Mangione: The Making and the Meaning by John H Richardson – Understanding a Criminal?
On December 5, 2024, a leading publication published the headline “Insurance CEO Gunned Down In Manhattan”. The report then noted that Brian Thompson was “fatally wounded from behind in Midtown Manhattan by a killer who then calmly departed the scene”. The murder in broad daylight was truly cold and shocking. But numerous US citizens had a different response: for those who faced insurance rejections or faced exorbitant healthcare costs, the news felt like a release. Online platforms erupted. One comment stated: “All jokes aside … no one here is the judge of who should live or perish. That’s the job of the artificial intelligence system the insurance company created to maximize profits on your health.”
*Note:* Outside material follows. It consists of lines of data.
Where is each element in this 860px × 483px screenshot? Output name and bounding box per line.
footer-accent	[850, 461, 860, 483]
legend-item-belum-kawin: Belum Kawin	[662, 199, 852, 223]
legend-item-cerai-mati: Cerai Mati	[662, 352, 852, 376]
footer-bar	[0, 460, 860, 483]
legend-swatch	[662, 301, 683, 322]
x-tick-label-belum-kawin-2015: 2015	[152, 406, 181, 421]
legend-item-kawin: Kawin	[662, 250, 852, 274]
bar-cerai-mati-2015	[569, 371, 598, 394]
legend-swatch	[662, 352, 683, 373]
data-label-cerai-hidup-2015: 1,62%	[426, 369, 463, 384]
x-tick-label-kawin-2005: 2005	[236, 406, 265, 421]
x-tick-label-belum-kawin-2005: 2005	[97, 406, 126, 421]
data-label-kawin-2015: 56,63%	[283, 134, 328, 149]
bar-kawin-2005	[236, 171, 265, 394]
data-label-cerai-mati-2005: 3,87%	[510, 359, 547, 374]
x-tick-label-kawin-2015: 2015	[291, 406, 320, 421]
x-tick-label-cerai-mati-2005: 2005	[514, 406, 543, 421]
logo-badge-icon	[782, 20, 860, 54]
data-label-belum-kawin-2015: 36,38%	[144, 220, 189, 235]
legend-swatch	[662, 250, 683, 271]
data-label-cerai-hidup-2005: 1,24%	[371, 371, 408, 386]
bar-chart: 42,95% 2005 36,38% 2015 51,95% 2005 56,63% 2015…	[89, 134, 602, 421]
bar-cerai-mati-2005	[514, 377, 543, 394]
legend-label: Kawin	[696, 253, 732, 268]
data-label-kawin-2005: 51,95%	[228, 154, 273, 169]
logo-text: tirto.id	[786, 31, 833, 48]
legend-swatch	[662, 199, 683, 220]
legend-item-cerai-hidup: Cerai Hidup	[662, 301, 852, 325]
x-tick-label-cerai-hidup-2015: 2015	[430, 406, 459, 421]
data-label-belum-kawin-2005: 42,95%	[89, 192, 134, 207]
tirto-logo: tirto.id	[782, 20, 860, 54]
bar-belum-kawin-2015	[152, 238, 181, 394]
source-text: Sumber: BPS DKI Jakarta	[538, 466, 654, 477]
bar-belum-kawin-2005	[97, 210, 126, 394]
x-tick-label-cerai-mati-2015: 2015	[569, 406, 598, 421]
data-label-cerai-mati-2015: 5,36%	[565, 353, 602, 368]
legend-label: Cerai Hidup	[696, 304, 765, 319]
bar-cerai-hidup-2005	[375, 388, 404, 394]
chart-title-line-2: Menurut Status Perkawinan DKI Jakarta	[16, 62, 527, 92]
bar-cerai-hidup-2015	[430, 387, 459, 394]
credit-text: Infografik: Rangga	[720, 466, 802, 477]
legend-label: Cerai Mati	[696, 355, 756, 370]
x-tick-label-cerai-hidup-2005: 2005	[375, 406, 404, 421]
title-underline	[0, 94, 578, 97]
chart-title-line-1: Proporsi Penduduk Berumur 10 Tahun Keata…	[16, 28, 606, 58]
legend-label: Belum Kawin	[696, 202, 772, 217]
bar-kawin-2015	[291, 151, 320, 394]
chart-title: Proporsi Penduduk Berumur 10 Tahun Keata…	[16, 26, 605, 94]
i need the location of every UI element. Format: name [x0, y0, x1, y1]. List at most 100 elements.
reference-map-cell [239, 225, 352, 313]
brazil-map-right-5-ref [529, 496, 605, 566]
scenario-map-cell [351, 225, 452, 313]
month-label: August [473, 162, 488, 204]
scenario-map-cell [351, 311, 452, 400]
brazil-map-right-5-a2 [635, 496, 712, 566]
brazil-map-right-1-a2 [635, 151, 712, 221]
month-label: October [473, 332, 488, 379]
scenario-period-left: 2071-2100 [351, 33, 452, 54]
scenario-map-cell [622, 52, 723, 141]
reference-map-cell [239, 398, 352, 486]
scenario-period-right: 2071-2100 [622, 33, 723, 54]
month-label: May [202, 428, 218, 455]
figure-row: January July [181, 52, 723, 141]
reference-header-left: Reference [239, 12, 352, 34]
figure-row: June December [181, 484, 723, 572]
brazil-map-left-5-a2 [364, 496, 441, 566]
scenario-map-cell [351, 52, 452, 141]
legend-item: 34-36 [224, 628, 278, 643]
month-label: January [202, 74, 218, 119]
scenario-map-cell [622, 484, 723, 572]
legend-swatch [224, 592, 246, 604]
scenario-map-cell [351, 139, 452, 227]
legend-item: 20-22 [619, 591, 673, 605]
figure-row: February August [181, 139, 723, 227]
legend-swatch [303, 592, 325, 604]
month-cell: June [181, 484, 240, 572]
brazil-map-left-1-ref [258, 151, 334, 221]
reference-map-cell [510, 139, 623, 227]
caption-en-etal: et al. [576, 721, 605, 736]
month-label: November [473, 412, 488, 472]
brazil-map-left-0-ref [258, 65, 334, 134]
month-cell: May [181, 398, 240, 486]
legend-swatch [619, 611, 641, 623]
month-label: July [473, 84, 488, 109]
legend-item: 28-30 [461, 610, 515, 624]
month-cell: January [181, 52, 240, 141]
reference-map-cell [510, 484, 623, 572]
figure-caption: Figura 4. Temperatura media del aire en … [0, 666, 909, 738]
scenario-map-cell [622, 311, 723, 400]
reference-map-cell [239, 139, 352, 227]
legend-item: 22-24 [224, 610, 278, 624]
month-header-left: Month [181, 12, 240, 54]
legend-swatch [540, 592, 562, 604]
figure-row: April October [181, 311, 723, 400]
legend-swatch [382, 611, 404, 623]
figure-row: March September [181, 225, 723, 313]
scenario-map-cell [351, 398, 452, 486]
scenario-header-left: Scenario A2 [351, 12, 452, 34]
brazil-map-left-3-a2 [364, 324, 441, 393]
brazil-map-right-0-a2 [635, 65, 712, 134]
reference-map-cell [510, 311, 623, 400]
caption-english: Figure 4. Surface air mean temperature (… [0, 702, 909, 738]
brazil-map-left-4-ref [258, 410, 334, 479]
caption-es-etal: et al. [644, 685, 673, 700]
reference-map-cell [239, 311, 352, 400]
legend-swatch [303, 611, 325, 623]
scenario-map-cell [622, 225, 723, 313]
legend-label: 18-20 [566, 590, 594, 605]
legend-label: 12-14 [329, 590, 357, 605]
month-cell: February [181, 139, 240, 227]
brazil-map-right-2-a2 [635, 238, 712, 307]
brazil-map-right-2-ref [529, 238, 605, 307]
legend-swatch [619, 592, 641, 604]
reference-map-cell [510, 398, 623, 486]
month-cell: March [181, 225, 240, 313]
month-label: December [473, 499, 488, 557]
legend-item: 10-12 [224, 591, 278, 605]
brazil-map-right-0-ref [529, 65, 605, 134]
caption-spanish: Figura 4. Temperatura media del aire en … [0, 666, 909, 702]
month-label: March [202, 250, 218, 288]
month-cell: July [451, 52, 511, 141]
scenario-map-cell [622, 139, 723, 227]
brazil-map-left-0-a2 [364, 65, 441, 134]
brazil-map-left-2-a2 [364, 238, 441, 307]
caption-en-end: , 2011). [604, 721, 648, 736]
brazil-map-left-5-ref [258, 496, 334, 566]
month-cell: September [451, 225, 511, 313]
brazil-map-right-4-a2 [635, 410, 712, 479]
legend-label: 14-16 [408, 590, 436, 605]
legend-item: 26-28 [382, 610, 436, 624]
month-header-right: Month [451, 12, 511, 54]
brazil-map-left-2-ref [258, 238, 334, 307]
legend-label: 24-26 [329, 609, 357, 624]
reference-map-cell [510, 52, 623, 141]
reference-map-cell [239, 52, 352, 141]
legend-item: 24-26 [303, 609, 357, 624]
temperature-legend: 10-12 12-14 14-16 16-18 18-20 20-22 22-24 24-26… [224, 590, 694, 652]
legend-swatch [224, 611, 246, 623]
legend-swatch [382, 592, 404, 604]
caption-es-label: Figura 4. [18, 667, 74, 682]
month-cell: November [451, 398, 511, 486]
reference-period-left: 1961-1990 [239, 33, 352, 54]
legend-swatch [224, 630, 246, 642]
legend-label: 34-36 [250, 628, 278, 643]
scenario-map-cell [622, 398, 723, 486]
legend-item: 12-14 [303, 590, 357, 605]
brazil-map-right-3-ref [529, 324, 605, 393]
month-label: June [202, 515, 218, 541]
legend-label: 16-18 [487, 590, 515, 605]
Less than a week after, Luigi Mangione, a good-looking, 26-year-old University of Pennsylvania alumnus with a master’s in computer science, was arrested at a fast-food restaurant in Altoona, Pennsylvania. He faces court proceedings on criminal counts of murder, with prosecutors seeking the capital punishment. So who is Mangione? And what drove the alleged crime? These are the questions John H Richardson seeks to resolve in an investigation that delves into wider topics, too.
Understanding the Person
A journalist for Esquire magazine, Richardson devoted considerable time to studying the groups that lurk in the dark corners of the internet, producing articles about people “cursed with realistic fears about an end-times scenario”. To uncover “the making” of his subject, Richardson first examines Mangione’s wide-ranging book list. We learn that “[when] he was arrested, Luigi had a list of 295 books on Goodreads”. Their content covered climate change to masculinity, along with a “focus on his own self-improvement, both physical and mental”. Additionally, Richardson sifts through his communications with influencers and authors as well as his many posts on digital networks. These original materials, meant to paint a portrait of Mangione, instead render him an amorphous figure. Richardson attempts to explain this by proposing that “Luigi’s elusiveness, in fact, is what gives him a little of that old trickster magic”. Here, as elsewhere, Richardson tries to frame his subject in archetypal terms.
Mangione is deeply anxious about the world around him, one where ‘change is rapid whether we like it or not’
The Meaning Behind the Crime
As for “the meaning” of the title, Richardson takes as his lead three words – “postpone”, “refuse” and “remove”, engraved on the bullets left behind at the crime scene. These are the phrases occasionally employed by health insurance companies to reject claims. He examines the evidence Mangione had a chronic back condition, which might have provided motive for an attack, but discovers no confirmation; instead, what meaning there is seems to rest in Mangione’s philosophical dread about the world around him, one where “everything is accelerating whether we like it or not, sliding faster and faster to the edge”; a world where the consensus seems to be that AI is going to ultimately either dominate, or eliminate humanity, or both.
Missing Pieces
Notably missing from the book are conversations with the principal actors. Richardson asked, of course, but did not anticipate access to Mangione himself. And his family made it clear that they had chosen not to talk to the press in advance of the trial. Another flashing-yellow omission is any significant information about the deceased, Thompson, though we learn that under his leadership, from 2021 to 2023, company earnings increased by 33%.
Unclear Conclusions
By book’s end, the audience has no clear understanding of Mangione’s character or what might have motivated his alleged crimes. Worse still, Richardson’s obvious sympathy for him creates the disturbing feeling of having been privy to a veiled endorsement of an targeted killing. In the book’s closing remarks, Richardson delivers his mythical interpretation: “We’ve entered a era of stories, the insane ruler, the beast in the labyrinth and the emperor without clothes.” In that fable “Robin Hoods come with a appealing vow … They arrive in periods of unrest, when the people are suffering and everything is confusing anymore.”
One thing is certain: as Mangione’s defence team works to have charges that could lead to the death penalty dismissed, any reference of myths, folk heroes, champions or villains will not be allowed in court in defence of this handsome young man with a “jawline … and lips … out of a Caravaggio painting” soon to be on trial for murder.